Experts recommend rolling the bedtime back now

PEORIA, Ill. -

Many kids across central Illinois are savoring the final days of summer before it's time to head back to school.

 

“It went too quickly." Morton Parent, Janet Leman, says of summer break.

 

Soon students and parents will be setting the alarm clock just a little earlier.

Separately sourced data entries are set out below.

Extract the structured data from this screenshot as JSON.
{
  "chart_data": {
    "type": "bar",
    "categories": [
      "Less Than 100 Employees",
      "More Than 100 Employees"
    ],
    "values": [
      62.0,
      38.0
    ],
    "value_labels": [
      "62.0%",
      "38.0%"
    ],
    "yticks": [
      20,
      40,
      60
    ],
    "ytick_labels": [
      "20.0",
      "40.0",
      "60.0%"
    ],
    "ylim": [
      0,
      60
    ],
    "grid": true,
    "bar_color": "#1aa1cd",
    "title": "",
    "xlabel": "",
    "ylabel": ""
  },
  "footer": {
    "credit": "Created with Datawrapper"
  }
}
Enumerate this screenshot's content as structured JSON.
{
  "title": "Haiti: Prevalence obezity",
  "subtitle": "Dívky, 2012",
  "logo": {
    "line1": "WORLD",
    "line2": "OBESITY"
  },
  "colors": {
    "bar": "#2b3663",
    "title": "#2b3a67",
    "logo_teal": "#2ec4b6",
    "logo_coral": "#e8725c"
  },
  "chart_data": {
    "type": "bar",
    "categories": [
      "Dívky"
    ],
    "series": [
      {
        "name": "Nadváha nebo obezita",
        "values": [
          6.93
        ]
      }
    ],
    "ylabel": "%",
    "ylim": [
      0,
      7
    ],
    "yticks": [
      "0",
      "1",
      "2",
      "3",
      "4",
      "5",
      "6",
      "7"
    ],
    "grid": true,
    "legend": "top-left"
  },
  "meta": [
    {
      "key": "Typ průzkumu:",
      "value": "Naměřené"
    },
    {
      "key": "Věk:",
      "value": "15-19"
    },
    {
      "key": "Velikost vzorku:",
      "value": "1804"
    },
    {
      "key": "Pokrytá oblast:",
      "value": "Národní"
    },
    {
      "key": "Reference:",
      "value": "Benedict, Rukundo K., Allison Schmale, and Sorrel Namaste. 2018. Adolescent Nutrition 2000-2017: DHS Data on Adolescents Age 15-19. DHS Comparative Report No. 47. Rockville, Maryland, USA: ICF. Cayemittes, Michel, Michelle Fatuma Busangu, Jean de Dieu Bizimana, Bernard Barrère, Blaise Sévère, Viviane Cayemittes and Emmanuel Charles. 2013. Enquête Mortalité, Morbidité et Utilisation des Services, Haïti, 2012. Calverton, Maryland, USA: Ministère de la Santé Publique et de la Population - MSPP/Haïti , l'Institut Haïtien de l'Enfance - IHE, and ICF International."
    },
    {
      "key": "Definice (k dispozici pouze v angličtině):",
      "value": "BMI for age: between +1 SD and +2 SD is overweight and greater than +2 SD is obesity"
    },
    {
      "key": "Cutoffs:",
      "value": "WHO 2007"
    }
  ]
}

Leman says a part of the back to school routine is getting her kids back to their usual bedtime before summer ends.

 

"Yeah a couple days before we'll start having him go back to a more normal bedtime, getting him up at a normal time." Leman says of her 9-year-old son.

 

Experts agree, gradually adjusting sleep schedules starting now is the best approach.

 

"So if a teenager for example is going to bed at midnight every night now and sleeping in until 10 or 11 you might start having them go to bed half an hour early or an hour earlier a day to get to the target time." Medical Director of the Illinois Neurological Sleep Center at OSF Saint Francis Medical Center, Dr. Sarah Zallek, explains.

 

However, doctors also say wake times are more important than bedtimes.

 

"The idea is get them up at about the same time every day. Start with about that wakeup time for school and the bedtime will follow because if they're getting up at 6 or 7 or whenever it may be for school they're going to be tired when they should be at bedtime if they're normal sleepers." Dr. Zallek says.

 

If students don't get the proper amount of ZZZ's it can affect learning their ABC's.

 

"They can be restless, inattentive, unfocused, it can be hard to learn and remember, it can be hard to kind of behave well. That's why kids who are sometimes misbehaving in school are sleep deprived and acting up because they're not well enough rested." Dr. Zallek says.

 

But, if you're busy stretching your days savoring the last of summer don't let it keep you up at night.

 

“If you don’t get around to it or if you’re going on vacation or you want to savor summer, it’s not everybody’s emergency. I think everybody responds differently,” Dr. Zallek explains. “So if you get to that last day before school starts and think ‘Oh gosh, it’s time to get to bed early’ it might be hard to go to sleep early that night partly because their schedule has been going to bed later or they’re excited or nervous, but they’ll quickly adjust.”

 

"I figure they survive either way, you know they kind of figure it out." Leman says.

 

Keeping a similar routine on weekends is also important. Doctors say going to bed much later or sleeping in can actually cause a jet lag effect.